The world is expected to add another 2 billion people by the middle of the 21st century, but one corner of Planet Earth will be seeing a trend in the opposite direction, according to UN forecasts.
Eastern Europe is expected to lose significant portions of its population in the coming decades. Countries in Eastern Europe dominate the list of the nations that are expected to lose the most, and Japan, which is often cited for its “demographic winter,” doesn’t even make the top 10.
Bulgaria leads the list, with an expected 23% decrease in population by 2050. Following that are:
Latvia (22%) Moldova (19%) Ukraine (18%) Croatia (17%) Lithuania (17%) Romania (17%) Serbia (15%) Poland (15%) Hungary (15%)
The anticipated shortfall in Bulgaria is 1.7 million people. As the website Axios points out, that’s a number equivalent to the entire present population of its capital, Sofia, and the metropolitan area surrounding it.
The next 10 on the list also include many Eastern European nations sprinkled in:
Japan (15%) Georgia (13%) Portugal (13%) Bosnia and Herzegovina (13%) Estonia (13%) Lebanon (11.0%) Greece (11%) South Korea (10%) Albania (9%) Belarus (9%)
The reasons cited for the decline are low birth rates (fertility rates in these countries range between 1.3 and 1.6 children per woman) and high rates of emigration. Young people, especially those of an age when they normally would be having children, are in search of better opportunities in Western countries.
The world’s population is expected to reach 9.7 billion by 2050. Over half of the increase is expected to come from just nine countries: India, Nigeria, Pakistan, Democratic Republic of the Congo, Ethiopia, Tanzania, Indonesia, Egypt and the United States. And most of the growth is expected to come from sub-Saharan Africa, whose population is expected to nearly double.

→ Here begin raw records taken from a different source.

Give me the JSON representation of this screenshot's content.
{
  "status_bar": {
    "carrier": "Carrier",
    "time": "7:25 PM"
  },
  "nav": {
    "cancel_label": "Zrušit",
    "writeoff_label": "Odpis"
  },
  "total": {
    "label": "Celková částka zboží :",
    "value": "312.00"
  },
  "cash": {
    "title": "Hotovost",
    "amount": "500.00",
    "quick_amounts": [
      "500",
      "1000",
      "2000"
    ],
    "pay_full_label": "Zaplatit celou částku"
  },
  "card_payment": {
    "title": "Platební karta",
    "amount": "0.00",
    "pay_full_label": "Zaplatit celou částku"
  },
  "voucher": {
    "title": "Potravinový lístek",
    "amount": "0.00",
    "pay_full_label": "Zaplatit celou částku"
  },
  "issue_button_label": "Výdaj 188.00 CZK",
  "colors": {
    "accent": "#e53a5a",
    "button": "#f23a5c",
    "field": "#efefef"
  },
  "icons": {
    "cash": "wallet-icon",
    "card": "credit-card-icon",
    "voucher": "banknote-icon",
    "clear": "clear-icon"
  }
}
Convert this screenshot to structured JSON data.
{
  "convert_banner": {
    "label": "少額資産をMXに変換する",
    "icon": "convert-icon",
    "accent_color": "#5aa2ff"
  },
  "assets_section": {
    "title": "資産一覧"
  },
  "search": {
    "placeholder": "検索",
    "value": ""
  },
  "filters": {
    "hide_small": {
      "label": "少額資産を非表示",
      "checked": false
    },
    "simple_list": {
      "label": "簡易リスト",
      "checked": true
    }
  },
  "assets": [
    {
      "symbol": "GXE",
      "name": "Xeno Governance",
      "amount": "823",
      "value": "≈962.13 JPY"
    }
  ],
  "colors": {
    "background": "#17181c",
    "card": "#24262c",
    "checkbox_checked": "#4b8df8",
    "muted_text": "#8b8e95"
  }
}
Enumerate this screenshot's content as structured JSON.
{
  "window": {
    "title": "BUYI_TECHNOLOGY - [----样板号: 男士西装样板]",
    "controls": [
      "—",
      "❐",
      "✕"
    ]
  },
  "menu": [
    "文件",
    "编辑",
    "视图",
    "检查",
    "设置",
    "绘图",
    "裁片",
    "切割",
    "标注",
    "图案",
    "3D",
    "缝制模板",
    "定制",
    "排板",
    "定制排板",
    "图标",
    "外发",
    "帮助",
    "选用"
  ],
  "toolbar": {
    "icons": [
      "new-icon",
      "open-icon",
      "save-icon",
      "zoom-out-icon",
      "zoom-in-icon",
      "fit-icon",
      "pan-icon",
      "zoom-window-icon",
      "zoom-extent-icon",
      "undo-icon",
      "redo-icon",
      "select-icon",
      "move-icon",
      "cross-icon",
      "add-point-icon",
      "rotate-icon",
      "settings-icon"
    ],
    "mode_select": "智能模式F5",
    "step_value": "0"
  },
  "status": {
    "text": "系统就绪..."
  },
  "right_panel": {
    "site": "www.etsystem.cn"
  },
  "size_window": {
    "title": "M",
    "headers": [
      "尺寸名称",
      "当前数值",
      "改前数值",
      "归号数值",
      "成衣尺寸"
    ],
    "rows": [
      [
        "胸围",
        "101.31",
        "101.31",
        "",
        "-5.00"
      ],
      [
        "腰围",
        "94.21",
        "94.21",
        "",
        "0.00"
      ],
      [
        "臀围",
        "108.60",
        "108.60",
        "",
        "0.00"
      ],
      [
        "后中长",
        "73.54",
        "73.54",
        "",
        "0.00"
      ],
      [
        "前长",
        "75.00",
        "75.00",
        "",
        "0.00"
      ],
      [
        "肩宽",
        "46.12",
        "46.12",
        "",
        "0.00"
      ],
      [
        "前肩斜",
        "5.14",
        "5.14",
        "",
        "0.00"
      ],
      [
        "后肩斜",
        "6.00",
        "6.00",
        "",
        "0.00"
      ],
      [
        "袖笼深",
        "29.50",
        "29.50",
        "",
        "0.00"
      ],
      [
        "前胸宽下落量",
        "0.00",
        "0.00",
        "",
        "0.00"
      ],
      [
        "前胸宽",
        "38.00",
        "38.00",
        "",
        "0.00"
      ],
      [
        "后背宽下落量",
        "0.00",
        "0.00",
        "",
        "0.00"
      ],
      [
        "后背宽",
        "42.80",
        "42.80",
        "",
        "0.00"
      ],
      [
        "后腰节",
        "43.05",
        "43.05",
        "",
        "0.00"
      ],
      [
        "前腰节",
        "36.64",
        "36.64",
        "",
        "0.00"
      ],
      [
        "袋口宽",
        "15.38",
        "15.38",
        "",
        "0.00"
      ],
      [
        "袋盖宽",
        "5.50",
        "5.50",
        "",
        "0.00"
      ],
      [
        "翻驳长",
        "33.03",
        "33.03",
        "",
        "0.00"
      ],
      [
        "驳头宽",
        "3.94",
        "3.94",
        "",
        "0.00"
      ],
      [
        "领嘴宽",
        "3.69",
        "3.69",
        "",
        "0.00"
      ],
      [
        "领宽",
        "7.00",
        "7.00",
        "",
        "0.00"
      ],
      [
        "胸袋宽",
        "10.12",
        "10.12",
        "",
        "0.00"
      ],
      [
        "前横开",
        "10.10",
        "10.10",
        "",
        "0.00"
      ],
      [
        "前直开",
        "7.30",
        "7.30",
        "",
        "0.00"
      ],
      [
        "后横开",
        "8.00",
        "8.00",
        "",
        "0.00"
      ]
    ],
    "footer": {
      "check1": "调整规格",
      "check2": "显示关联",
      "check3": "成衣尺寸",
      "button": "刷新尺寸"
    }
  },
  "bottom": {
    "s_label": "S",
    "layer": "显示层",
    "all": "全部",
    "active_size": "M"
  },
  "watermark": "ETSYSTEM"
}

Marcus Roberts at Mercatornet reports some other interesting angles about these trends:
While the population is growing, the global fertility rate will continue to fall from its current 2.5 children per woman to 2.2. More and more countries will start shrinking in population: 55 countries are expected to see a decline of at least one per cent by 2050 and almost half of those 55 countries will see a drop of at least 10 per cent. Further, this growing population will be much older. Currently, one in eleven people in the world are over the age of 65. By 2050 this proportion will have increased to one-in-six. In North America and Europe, a quarter of the population will be over the age of 65. Life expectancy will increase to 77.1 years in 2050.